Nus sur le web en signe de solidarité, les soutiens de l’artiste dissident chinois montrent qu’ils savent se servir des réseaux sociaux et des médias pour leur cause.

Quand Ai Weiwei est accusé de fraude fiscale, ses fans lui envoient de l’argent. C’est donc tout naturellement qu’ils s’exposent aussi quand l’artiste est poursuivi pour « pornographie ».
Quelques heures après avoir déposé la somme de 9 millions de yuans (1 million €) à titre de caution dans une affaire fiscale qu’il qualifie de politique, Ai Weiwei a annoncé vendredi faire l’objet d’une enquête pour «pornographie». En cause : des clichés, datant de moins de deux ans, sur lesquels il apparaît assis dans le plus simple appareil, entouré de quatre femme également dévêtues. La photo « One Tiger, Eight Breasts », a été prise par son assistant Zhao Zhao, qui a été entendu vendredi par la police de Pékin.
« S’ils voient la nudité comme de la pornographie, alors la Chine est restée bloquée sous la dynastie Qing », a commenté l’artiste au Guardian, qualifiant ces accusations de « ridicules ».
Il aura fallu quelques heures aux soutiens du « gros barbu » – le nom de code utilisé sur weibo pour contourner la censure – pour apporter leur appui à cette nouvelle dénonciation. Un blog a été ouvert hors de Chine continentale, avec en bannière un message clair : «Ecoute, gouvernement chinois : La nudité n’est pas de la pornographie».

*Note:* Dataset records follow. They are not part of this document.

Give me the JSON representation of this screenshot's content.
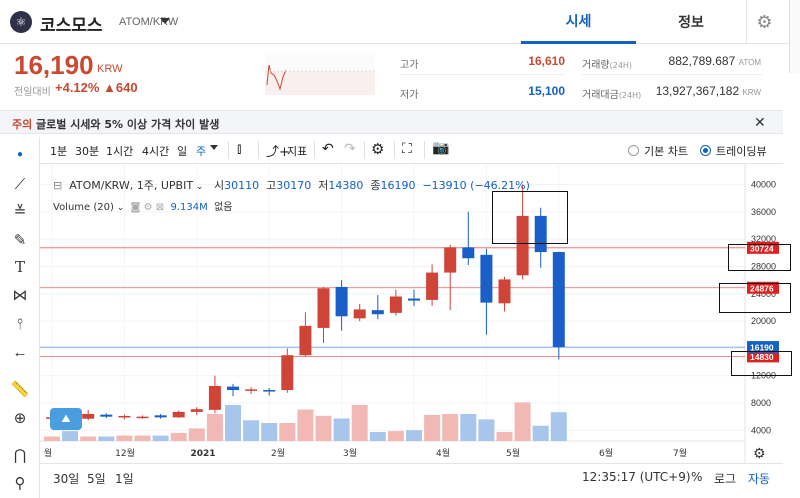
{
  "header": {
    "coin_name": "코스모스",
    "pair": "ATOM/KRW",
    "tabs": [
      "시세",
      "정보"
    ]
  },
  "price": {
    "current": "16,190",
    "unit": "KRW",
    "change_label": "전일대비",
    "change_pct": "+4.12%",
    "change_amt": "▲640",
    "high_label": "고가",
    "high": "16,610",
    "low_label": "저가",
    "low": "15,100",
    "vol_label": "거래량",
    "vol_period": "(24H)",
    "vol": "882,789.687",
    "vol_unit": "ATOM",
    "amt_label": "거래대금",
    "amt_period": "(24H)",
    "amt": "13,927,367,182",
    "amt_unit": "KRW"
  },
  "notice": {
    "tag": "주의",
    "text": "글로벌 시세와 5% 이상 가격 차이 발생"
  },
  "toolbar": {
    "intervals": [
      "1분",
      "30분",
      "1시간",
      "4시간",
      "일",
      "주"
    ],
    "indicator": "지표",
    "basic_chart": "기본 차트",
    "tradingview": "트레이딩뷰"
  },
  "legend": {
    "title": "ATOM/KRW, 1주, UPBIT",
    "open_label": "시",
    "open": "30110",
    "high_label": "고",
    "high": "30170",
    "low_label": "저",
    "low": "14380",
    "close_label": "종",
    "close": "16190",
    "change": "−13910 (−46.21%)",
    "volume_label": "Volume (20)",
    "volume_value": "9.134M",
    "volume_extra": "없음"
  },
  "chart_data": {
    "type": "candlestick",
    "y_ticks": [
      4000,
      8000,
      12000,
      16000,
      20000,
      24000,
      28000,
      32000,
      36000,
      40000
    ],
    "y_tick_labels": [
      "4000",
      "8000",
      "12000",
      "16000",
      "20000",
      "24000",
      "28000",
      "32000",
      "36000",
      "40000"
    ],
    "x_labels": [
      "월",
      "12월",
      "2021",
      "2월",
      "3월",
      "4월",
      "5월",
      "6월",
      "7월"
    ],
    "price_lines": [
      {
        "value": 30724,
        "label": "30724",
        "color": "#e02020"
      },
      {
        "value": 24876,
        "label": "24876",
        "color": "#e02020"
      },
      {
        "value": 14830,
        "label": "14830",
        "color": "#e02020"
      },
      {
        "value": 16190,
        "label": "16190",
        "color": "#1261c4"
      }
    ],
    "candles": [
      {
        "o": 5800,
        "h": 6100,
        "l": 5500,
        "c": 5900
      },
      {
        "o": 6000,
        "h": 6200,
        "l": 5600,
        "c": 5800
      },
      {
        "o": 5700,
        "h": 7000,
        "l": 5500,
        "c": 6400
      },
      {
        "o": 6300,
        "h": 6500,
        "l": 5800,
        "c": 6000
      },
      {
        "o": 5900,
        "h": 6300,
        "l": 5600,
        "c": 6100
      },
      {
        "o": 6000,
        "h": 6200,
        "l": 5700,
        "c": 6000
      },
      {
        "o": 6200,
        "h": 6400,
        "l": 5700,
        "c": 5900
      },
      {
        "o": 5900,
        "h": 6900,
        "l": 5800,
        "c": 6700
      },
      {
        "o": 6700,
        "h": 7400,
        "l": 6200,
        "c": 7100
      },
      {
        "o": 7000,
        "h": 12000,
        "l": 6500,
        "c": 10500
      },
      {
        "o": 10400,
        "h": 10800,
        "l": 9000,
        "c": 9900
      },
      {
        "o": 9900,
        "h": 10300,
        "l": 9300,
        "c": 10000
      },
      {
        "o": 9900,
        "h": 10200,
        "l": 9100,
        "c": 9700
      },
      {
        "o": 9900,
        "h": 16000,
        "l": 9500,
        "c": 15000
      },
      {
        "o": 15000,
        "h": 21300,
        "l": 14800,
        "c": 19300
      },
      {
        "o": 19000,
        "h": 25000,
        "l": 16800,
        "c": 24800
      },
      {
        "o": 25000,
        "h": 26000,
        "l": 18600,
        "c": 20700
      },
      {
        "o": 20400,
        "h": 22500,
        "l": 20000,
        "c": 21700
      },
      {
        "o": 21600,
        "h": 23800,
        "l": 20300,
        "c": 21000
      },
      {
        "o": 21200,
        "h": 24600,
        "l": 20800,
        "c": 23600
      },
      {
        "o": 23300,
        "h": 24600,
        "l": 22200,
        "c": 23000
      },
      {
        "o": 23100,
        "h": 28300,
        "l": 22200,
        "c": 27100
      },
      {
        "o": 27100,
        "h": 31200,
        "l": 21600,
        "c": 30800
      },
      {
        "o": 30800,
        "h": 36000,
        "l": 28200,
        "c": 29200
      },
      {
        "o": 29700,
        "h": 30600,
        "l": 18000,
        "c": 22700
      },
      {
        "o": 22600,
        "h": 26500,
        "l": 21400,
        "c": 26100
      },
      {
        "o": 26700,
        "h": 40000,
        "l": 26100,
        "c": 35400
      },
      {
        "o": 35400,
        "h": 36600,
        "l": 27800,
        "c": 30100
      },
      {
        "o": 30110,
        "h": 30170,
        "l": 14380,
        "c": 16190
      }
    ],
    "volume_max_label": "",
    "volumes": [
      0.5,
      1.1,
      0.5,
      0.5,
      0.6,
      0.6,
      0.6,
      0.9,
      1.4,
      3.0,
      4.0,
      2.3,
      2.0,
      2.0,
      3.5,
      2.8,
      2.5,
      4.0,
      1.0,
      1.1,
      1.2,
      2.9,
      3.0,
      3.0,
      2.4,
      1.0,
      4.3,
      1.7,
      3.2
    ],
    "volume_colors": [
      "up",
      "down",
      "up",
      "down",
      "up",
      "up",
      "down",
      "up",
      "up",
      "up",
      "down",
      "down",
      "down",
      "up",
      "up",
      "up",
      "down",
      "up",
      "down",
      "up",
      "down",
      "up",
      "up",
      "down",
      "down",
      "up",
      "up",
      "down",
      "down"
    ]
  },
  "bottom": {
    "ranges": [
      "30일",
      "5일",
      "1일"
    ],
    "time": "12:35:17 (UTC+9)",
    "pct": "%",
    "log": "로그",
    "auto": "자동"
  }
}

Intitulé Ai Wei’s fan nudity, le site regroupe à la fois des photos d’internautes dévêtus et des photos (baignade dans une rivière, enfants), censées montrer que la nudité n’a en soit rien de condamnable.
Si certains des internautes ont choisi une exposition frontale, d’autres se sont laissés aller à des variations plus ingénieuses ou poétiques
Parmi les contributeurs, quelques têtes connues des autorités chinoises, dont Zuola, blogueur, qui prend la pose du célèbre nu de Michel-Ange, ou Tufuwugan, dont le nu près d’une rivière paraît des plus naturels.
Beaucoup de références à la censure, notamment à celle de Twitter, parfois matérialisée par le Caonima, le « cheval de l’herbe et de la boue », mascotte du combat pour la liberté d’expression. Ai weiwei avait d’ailleurs utilisé une peluche de cet animal légendaire et subversif dans un cliché connu, repris en hommage par ses supporters.
Plus étonnante, cette photo de groupe, qui avait été prise par A-Chang comme témoignage de solidarité pendant la periode de captivité de l’artiste.
Ce genre de campagnes de soutien, qui a le mérite d’utiliser la mobilisation des réseaux sociaux tout en donnant rapidement une visibilité médiatique, semble devenir un modèle dans les mouvements dissidents chinois.
Le site « Ai Wei’s fan nudity » ressemble d’ailleurs beaucoup au « Dark Glasses Portrait », où les internautes sont invités à poster des photos d’eux portant des lunettes noires pour rappeler leur soutien au militant Chen Guangcheng, toujours retenu, sans aucune justification légale, dans sa maison du Shandong. Il avait été envoyé en prison de 2006 à 2010 pour son travail contre les exactions commises au nom de la politique de l’enfant unique.
Des techniques qui permettent de donner plus d’échos aux protestations : en dehors des soutiens actifs à la cause, qui ne sont finalement peu nombreux, les internautes peuvent ponctuellement apporter leur voix. Avec comme résultat probant, une presse internationale qui parle de mouvement de masse. Seules limites, celles de la Chine continentale : ces sites y sont bloqués, et la plupart des contributeurs sont Hong-Kongais, Taïwanais ou étrangers.
Dans son combat « jusqu’à la mort » contre Pékin, Ai Weiwei utilise personnellement les réseaux sociaux. Il a posté dimanche sur Twitter le numéro de téléphone de plusieurs éditorialistes, journalistes et commentateurs. L’artiste leur reproche « d’essayer de faire croire à la jeunesse qu’il fait partie d’une soi-disant conspiration étrangère, sans poser la question de la légalité de sa détention. »
Leurs commentaires à charge, notamment publiés dans le très officiel Global Times n’ont apparemment pas plu aux followers d’Ai Weiwei: ils sont depuis quelques jours « inondés » de SMS critiques, voir insultants.